La Sécurité sociale par la socialisation d’une partie du salaire modifie la répartition des richesses entre salaires et profits, en luttant contre la mise en concurrence généralisée de toutes et tous contre toutes et tous du libéralisme. Grâce à la Sécurité sociale, un chômeur reste un travailleur privé d’emploi, un malade un salarié qui nécessite des soins, une femme enceinte une salariée qui se protège, elle et sa grossesse, des difficultés du travail, le tout payé en prenant sur les profits ! C’est la première raison fondamentale de l’hostilité du capital en crise à notre Sécu. Elle contribue à construire un intérêt commun de toutes et tous les salarié·es à l’augmentation des salaires, directs et indirects. C’est ce que ne supportent pas les bourgeois et extrême droite quand ils dénoncent « les assistés » qui léseraient « la France qui se lève tôt »
De chacun ses capacités à chacun ses besoins
Mais le salaire socialisé modifie aussi profondément la manière dont les salarié·es se répartissent entre eux la part du salaire qu’ils ont mis en commun. C’est la seconde raison de l’hostilité de la classe dominante à la Sécurité sociale.

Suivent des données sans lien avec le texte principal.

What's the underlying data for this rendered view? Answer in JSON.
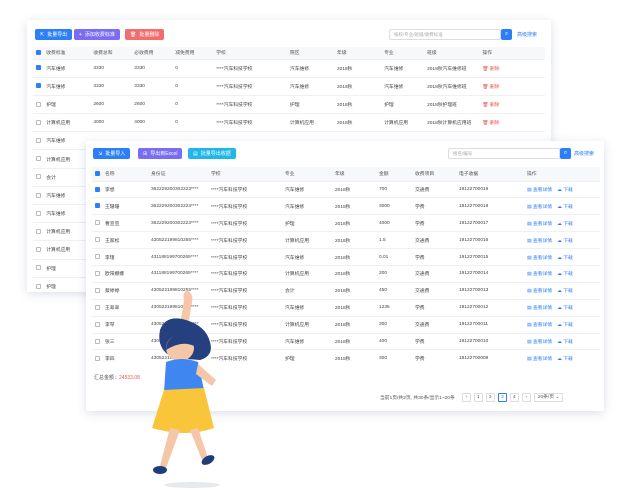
{
  "back": {
    "buttons": [
      "批量导出",
      "添加收费标准",
      "批量删除"
    ],
    "search_placeholder": "按校/专业/班级/收费标准",
    "advanced_search": "高级搜索",
    "columns": [
      "收费标准",
      "收费总和",
      "必收费用",
      "减免费用",
      "学校",
      "院区",
      "年级",
      "专业",
      "班级",
      "操作"
    ],
    "delete_label": "删除",
    "rows": [
      {
        "checked": true,
        "cells": [
          "汽车维修",
          "3330",
          "3330",
          "0",
          "****汽车科技学校",
          "汽车维修",
          "2018秋",
          "汽车维修",
          "2018秋汽车维修班"
        ]
      },
      {
        "checked": true,
        "cells": [
          "汽车维修",
          "3330",
          "3330",
          "0",
          "****汽车科技学校",
          "汽车维修",
          "2018秋",
          "汽车维修",
          "2018秋汽车维修班"
        ]
      },
      {
        "checked": false,
        "cells": [
          "护理",
          "2600",
          "2600",
          "0",
          "****汽车科技学校",
          "护理",
          "2018秋",
          "护理",
          "2018秋护理班"
        ]
      },
      {
        "checked": false,
        "cells": [
          "计算机应用",
          "4000",
          "4000",
          "0",
          "****汽车科技学校",
          "计算机应用",
          "2018秋",
          "计算机应用",
          "2018秋计算机应用班"
        ]
      },
      {
        "checked": false,
        "cells": [
          "汽车维修",
          "",
          "",
          "",
          "",
          "",
          "",
          "",
          ""
        ]
      },
      {
        "checked": false,
        "cells": [
          "计算机应用",
          "",
          "",
          "",
          "",
          "",
          "",
          "",
          ""
        ]
      },
      {
        "checked": false,
        "cells": [
          "会计",
          "",
          "",
          "",
          "",
          "",
          "",
          "",
          ""
        ]
      },
      {
        "checked": false,
        "cells": [
          "汽车维修",
          "",
          "",
          "",
          "",
          "",
          "",
          "",
          ""
        ]
      },
      {
        "checked": false,
        "cells": [
          "汽车维修",
          "",
          "",
          "",
          "",
          "",
          "",
          "",
          ""
        ]
      },
      {
        "checked": false,
        "cells": [
          "计算机应用",
          "",
          "",
          "",
          "",
          "",
          "",
          "",
          ""
        ]
      },
      {
        "checked": false,
        "cells": [
          "计算机应用",
          "",
          "",
          "",
          "",
          "",
          "",
          "",
          ""
        ]
      },
      {
        "checked": false,
        "cells": [
          "护理",
          "",
          "",
          "",
          "",
          "",
          "",
          "",
          ""
        ]
      },
      {
        "checked": false,
        "cells": [
          "护理",
          "",
          "",
          "",
          "",
          "",
          "",
          "",
          ""
        ]
      }
    ]
  },
  "front": {
    "buttons": [
      "批量导入",
      "导出到Excel",
      "批量导出收据"
    ],
    "search_placeholder": "搜名/编号",
    "advanced_search": "高级搜索",
    "columns": [
      "名称",
      "身份证",
      "学校",
      "专业",
      "年级",
      "金额",
      "收费项目",
      "电子收据",
      "操作"
    ],
    "view_label": "查看详情",
    "download_label": "下载",
    "rows": [
      {
        "checked": true,
        "cells": [
          "李想",
          "362229200302223****",
          "****汽车科技学校",
          "汽车维修",
          "2018秋",
          "700",
          "交通费",
          "19122700019"
        ]
      },
      {
        "checked": true,
        "cells": [
          "王珊珊",
          "362229200302223****",
          "****汽车科技学校",
          "汽车维修",
          "2018秋",
          "3000",
          "学费",
          "19122700018"
        ]
      },
      {
        "checked": false,
        "cells": [
          "曹宣宣",
          "362229200302223****",
          "****汽车科技学校",
          "护理",
          "2018秋",
          "4000",
          "学费",
          "19122700017"
        ]
      },
      {
        "checked": false,
        "cells": [
          "王家松",
          "430522199810255****",
          "****汽车科技学校",
          "计算机应用",
          "2018秋",
          "1.5",
          "交通费",
          "19122700016"
        ]
      },
      {
        "checked": false,
        "cells": [
          "李瑾",
          "431188199700265****",
          "****汽车科技学校",
          "汽车维修",
          "2018秋",
          "0.01",
          "学费",
          "19122700015"
        ]
      },
      {
        "checked": false,
        "cells": [
          "欧阳娜娜",
          "431188199700265****",
          "****汽车科技学校",
          "计算机应用",
          "2018秋",
          "200",
          "交通费",
          "19122700014"
        ]
      },
      {
        "checked": false,
        "cells": [
          "蔡婷婷",
          "430522199810255****",
          "****汽车科技学校",
          "会计",
          "2018秋",
          "450",
          "交通费",
          "19122700013"
        ]
      },
      {
        "checked": false,
        "cells": [
          "王翠翠",
          "430522199810255****",
          "****汽车科技学校",
          "汽车维修",
          "2018秋",
          "1235",
          "学费",
          "19122700012"
        ]
      },
      {
        "checked": false,
        "cells": [
          "李琴",
          "430522199810255****",
          "****汽车科技学校",
          "计算机应用",
          "2018秋",
          "300",
          "交通费",
          "19122700011"
        ]
      },
      {
        "checked": false,
        "cells": [
          "张三",
          "430522199810255****",
          "****汽车科技学校",
          "汽车维修",
          "2018秋",
          "400",
          "学费",
          "19122700010"
        ]
      },
      {
        "checked": false,
        "cells": [
          "李四",
          "430522199810255****",
          "****汽车科技学校",
          "护理",
          "2018秋",
          "300",
          "学费",
          "19122700009"
        ]
      }
    ],
    "total_label": "汇总金额：",
    "total_value": "24533.08",
    "pagination": {
      "summary": "当前1页/共2页, 共30条/显示1~20条",
      "pages": [
        "1",
        "2",
        "3",
        "4"
      ],
      "current": "3",
      "page_size": "20条/页"
    }
  },
  "colors": {
    "primary": "#2d7ff9",
    "purple": "#7b6cf6",
    "red": "#f26d6d",
    "cyan": "#1fb6e8",
    "danger": "#e55555"
  }
}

En effet, le marché du travail individualise et met en concurrence les salarié·es. Les luttes ouvrières ont déjà permis de limiter cette concurrence par les conventions collectives, les grilles salariales ou les statuts. Elles restreignent l’individualisation des salaires, qui cassent les collectifs de salarié·es. La Sécurité sociale ajoute un élément de plus : la distribution partielle de salaire, en fonction des besoins et pas en fonction de la rémunération individuelle. Ainsi, grâce à l’assurance maladie, un·e salarié·e au SMIC ou un·e chômeur·se peuvent bénéficier de la prise en charge intégrale d’une maladie chronique, au même titre qu’un cadre supérieur. « De chacun selon ses capacités, à chacun selon ses besoins » écrivait Louis Blanc, repris par Karl Marx dans sa célèbre Critique du programme de Gotha de 1855 : la Sécurité sociale est en ce sens un germe du socialisme que nous voulons construire.
Payer les gens à ne rien faire ? Travail salarié et droit à la paresse !

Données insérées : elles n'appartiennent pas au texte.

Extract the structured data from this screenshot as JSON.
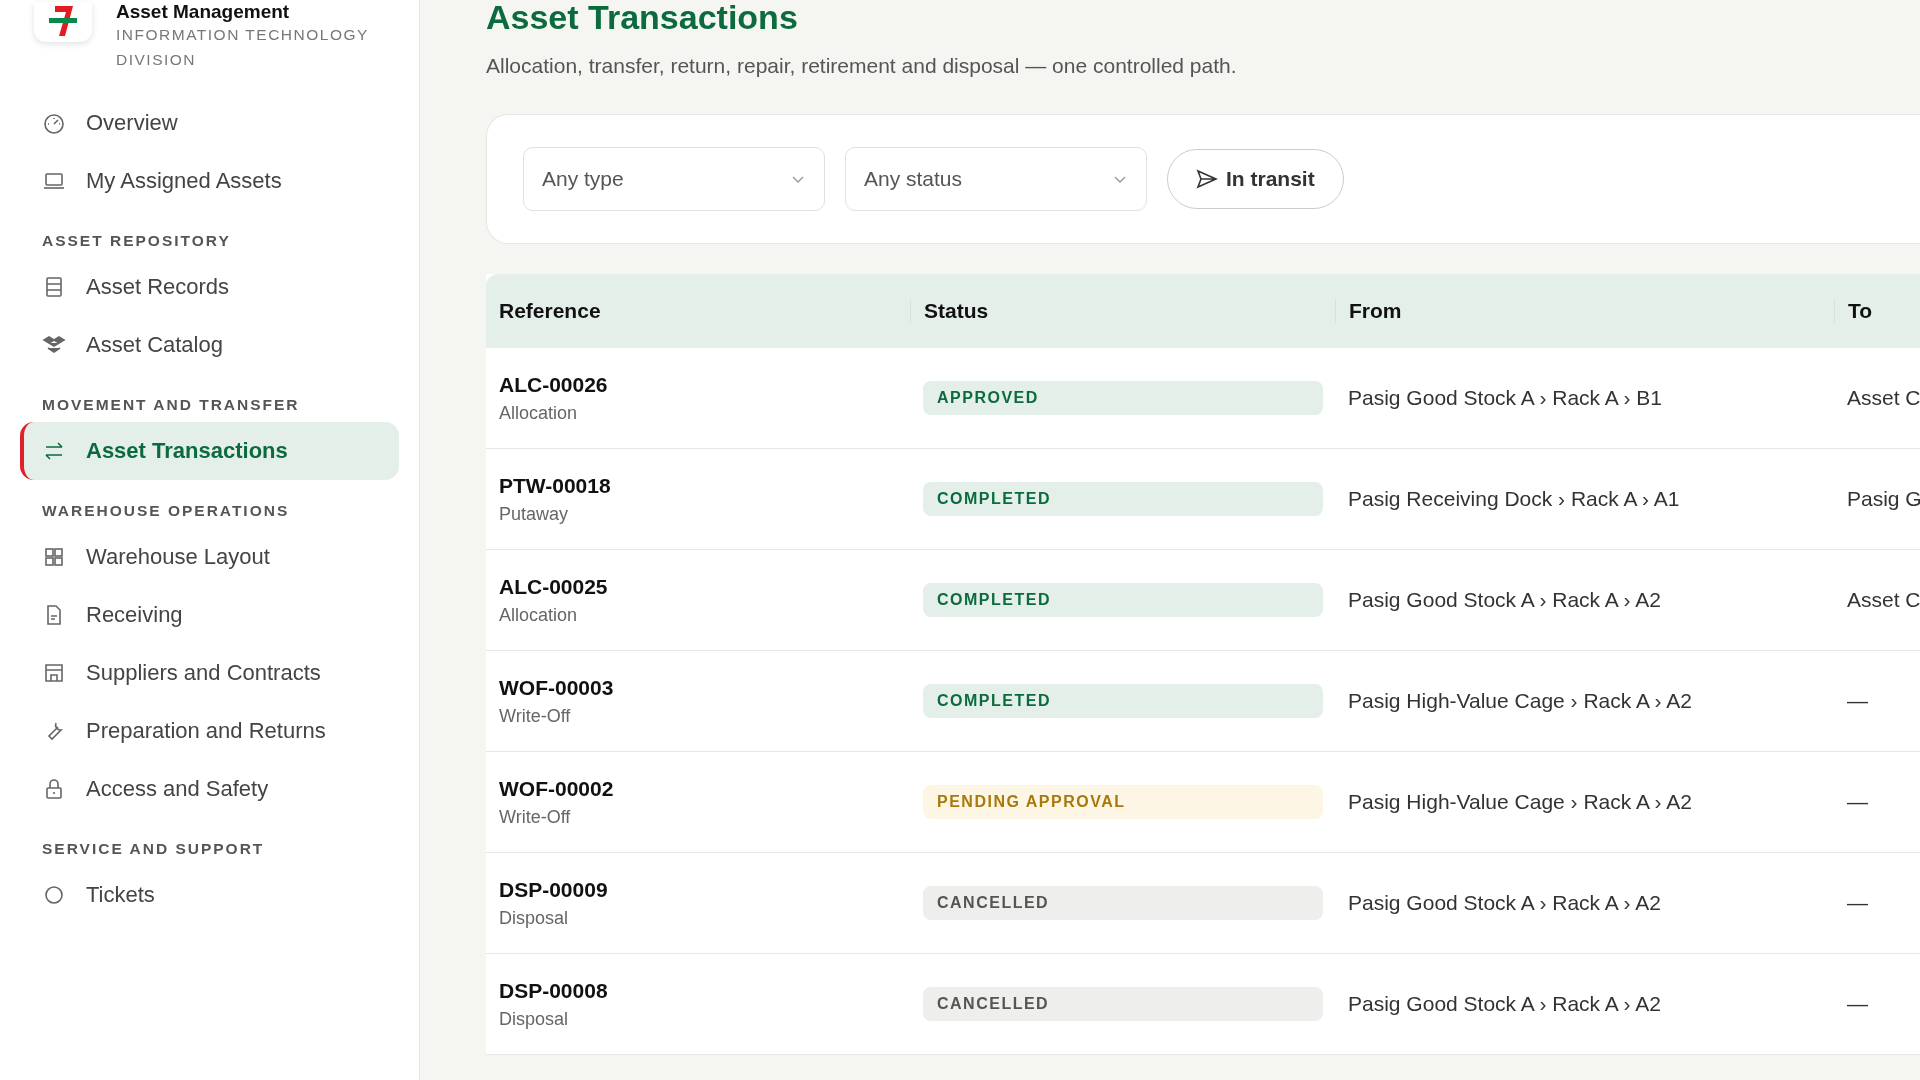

La bourgeoisie veut réduire nos vies au travail salarié car c’est de là que vient son profit. Troisième scandale : pour elle la Sécurité sociale paie les gens « à ne rien faire »! La socialisation du salaire introduit le ver dans le fruit avec ce principe inacceptable pour un capitaliste : un salarié qui ne travaille pas, et donc n’est à l’origine d’aucun profit, continue néanmoins de toucher du salaire. Chômage, allocations familiales pour des enfants qui n’occupent aucun poste de travail, maladie, allocation de maternité, dépendance, autant de situations hors emploi qui sont rémunérées ! Pas étonnant que les capitalistes dénoncent cette situation « absurde » et veulent revenir à un capitalisme pur, avec un salaire « pur », sans prise en compte du hors travail, à charge éventuellement pour l’impôt d’assurer un filet de sécurité minimum, et pour les assurances privées de se faire des profits sur les « risques » de la vie, pour ceux qui en ont les moyens !

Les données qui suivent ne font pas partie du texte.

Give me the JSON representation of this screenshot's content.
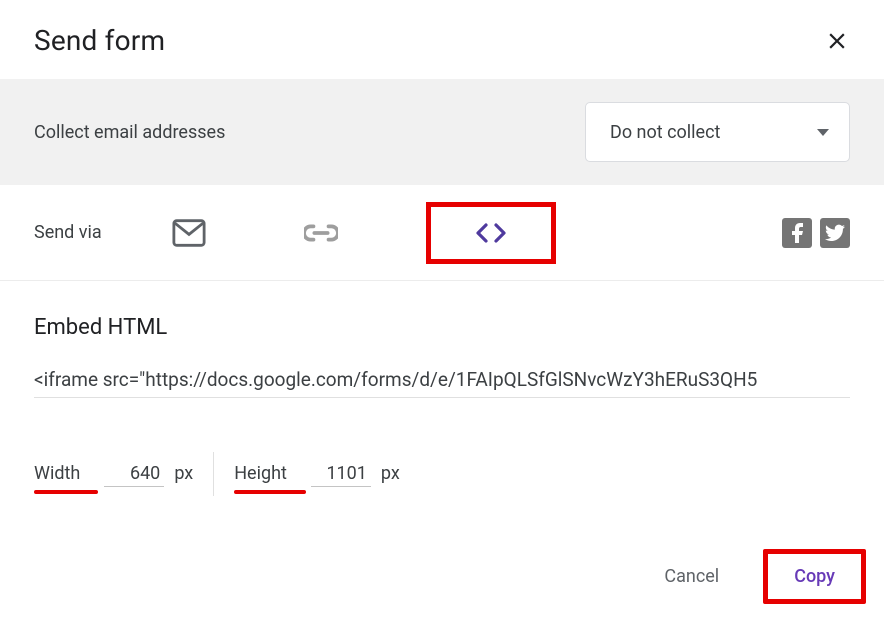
{
  "dialog": {
    "title": "Send form"
  },
  "collect": {
    "label": "Collect email addresses",
    "selected": "Do not collect"
  },
  "sendvia": {
    "label": "Send via"
  },
  "embed": {
    "title": "Embed HTML",
    "code": "<iframe src=\"https://docs.google.com/forms/d/e/1FAIpQLSfGlSNvcWzY3hERuS3QH5"
  },
  "dims": {
    "width_label": "Width",
    "width_value": "640",
    "width_unit": "px",
    "height_label": "Height",
    "height_value": "1101",
    "height_unit": "px"
  },
  "footer": {
    "cancel": "Cancel",
    "copy": "Copy"
  }
}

Retrouver les chemins d’une Sécu auto-gérée pour l’émancipation !
Malgré les défaites subies, les salariés restent très attachés à la Sécu car ils savent ce que sa destruction totale coûterait à leur droit à la santé ou à la retraite notamment. Alors à nous de tracer un chemin pour reconquérir notre Sécu et lui assurer un financement à la hauteur des besoins, une Sécu auto-gérée pour retrouver le chemin de l’émancipation et du droit à la santé pour tous et toutes.
Une prise en charge à 100 % de tous les soins par la Sécu, pour la gratuité des soins
Contre un taux de remboursement par la Sécurité sociale toujours à la baisse et un « panier de soins » limité qui laisse toujours plus de la place pour les assurances complémentaires et les « sur-complémentaires », nous voulons une prise en charge à 100 % de tous les soins par la seule Sécurité sociale, les mêmes prestations pour toustes, dans un périmètre élargi, défini ensemble par les salarié.es, les usager·es et les professionnel·les de santé en fonction des besoins.
Nous opposons le 100 % Sécu, c’est-à-dire le remboursement intégral des soins et bien médicaux par la Sécurité sociale, au « 100 % santé » trompeur de Macron. Celui-ci-ci est limité à certains dispositifs d’optique ou au dentaire, mais surtout le « 100 % santé » s’appuie sur l’élargissement de la prise en charge par les assurances complémentaires, dont il participe à l’explosion des tarifs. Là où la prise en charge à 100 % par la Sécu signifierait une hausse du salaire socialisé, le 100 % santé signifie une hausse du coût de la santé au bénéfice des assureurs privés, qui répercutent cette prise en charge en augmentant leurs tarifs. Au total, une hausse des dépenses de santé qui ampute nos salaires directs.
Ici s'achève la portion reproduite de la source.